Howard Taylor
Flower Black, 1994
pastel on paper on card
15 x 18 cm – image; 32.5 x 43.5 cm – frame
Provenance
Annandale Galleries, Sydney
Private collection, Sydney
Exhibited
Annandale Galleries, Sydney, 2008
Photograph by Geoff Boccalatte
Howard Taylor was a Victorian-born painter, potter and art educator who became one of Perth's leading artists of the twentieth century. He served in the Royal Australian Air Force during the Second World War and spent five years as a prisoner-of-war in Europe before he was released in 1945. After briefly returning to Australia, Taylor moved to the United Kingdom, studying painting under Bernard Fleetwood-Walker at the Birmingham School of Art. He returned to Australia in 1949, settling in Perth. From 1951, Taylor began teaching at Perth Technical College, where he taught until 1965. He later taught at the School of Architecture and Planning, Western Australian Institute of Technology (1965-69) and was made Artist-in-Residence at the same institution in 1977. His reputation as an artist grew through the 1950s as he created tempera works and sculptures towards the end of the decade.

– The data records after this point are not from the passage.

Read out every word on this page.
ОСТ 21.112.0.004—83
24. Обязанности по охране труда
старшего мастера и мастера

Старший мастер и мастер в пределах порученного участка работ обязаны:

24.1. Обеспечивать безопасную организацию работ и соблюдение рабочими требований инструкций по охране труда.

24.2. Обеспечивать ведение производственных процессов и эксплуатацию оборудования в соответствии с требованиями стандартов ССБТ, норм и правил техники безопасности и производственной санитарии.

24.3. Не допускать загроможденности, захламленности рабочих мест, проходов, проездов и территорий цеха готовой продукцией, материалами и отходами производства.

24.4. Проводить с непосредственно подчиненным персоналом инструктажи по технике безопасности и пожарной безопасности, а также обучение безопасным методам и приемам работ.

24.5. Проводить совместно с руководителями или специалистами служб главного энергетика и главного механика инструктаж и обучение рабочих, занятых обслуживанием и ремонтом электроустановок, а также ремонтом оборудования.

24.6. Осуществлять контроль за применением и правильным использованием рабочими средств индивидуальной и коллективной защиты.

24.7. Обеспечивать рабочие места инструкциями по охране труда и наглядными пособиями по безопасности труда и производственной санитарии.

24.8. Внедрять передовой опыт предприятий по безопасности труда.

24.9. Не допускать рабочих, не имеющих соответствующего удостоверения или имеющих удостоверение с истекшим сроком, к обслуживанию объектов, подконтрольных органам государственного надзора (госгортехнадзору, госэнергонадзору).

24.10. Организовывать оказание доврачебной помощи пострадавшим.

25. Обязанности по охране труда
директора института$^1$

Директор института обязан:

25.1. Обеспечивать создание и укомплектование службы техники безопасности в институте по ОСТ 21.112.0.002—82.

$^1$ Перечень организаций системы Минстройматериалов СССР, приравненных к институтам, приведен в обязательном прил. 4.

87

Taylor held his first major solo exhibition in 1960 and through the 1960s and 1970s focused predominantly on sculpture, including his first public commissions, including for Curtin University of Technology and the AMP building, both in Perth. From the mid-1970s into the 1980s, Taylor turned back to painting and pastel works on paper, but continued to receive sculptural commissions, including Compass and Perspective that stands in the Parliament House sculpture garden, Canberra. In 1989, he was appointed a Member of the Order of Australia, and in 1993 he received an honorary doctorate from the University of Western Australia. In 2000, he received a Lifetime Achievement Award and a Citizen of the Year Award from the Western Australian Government.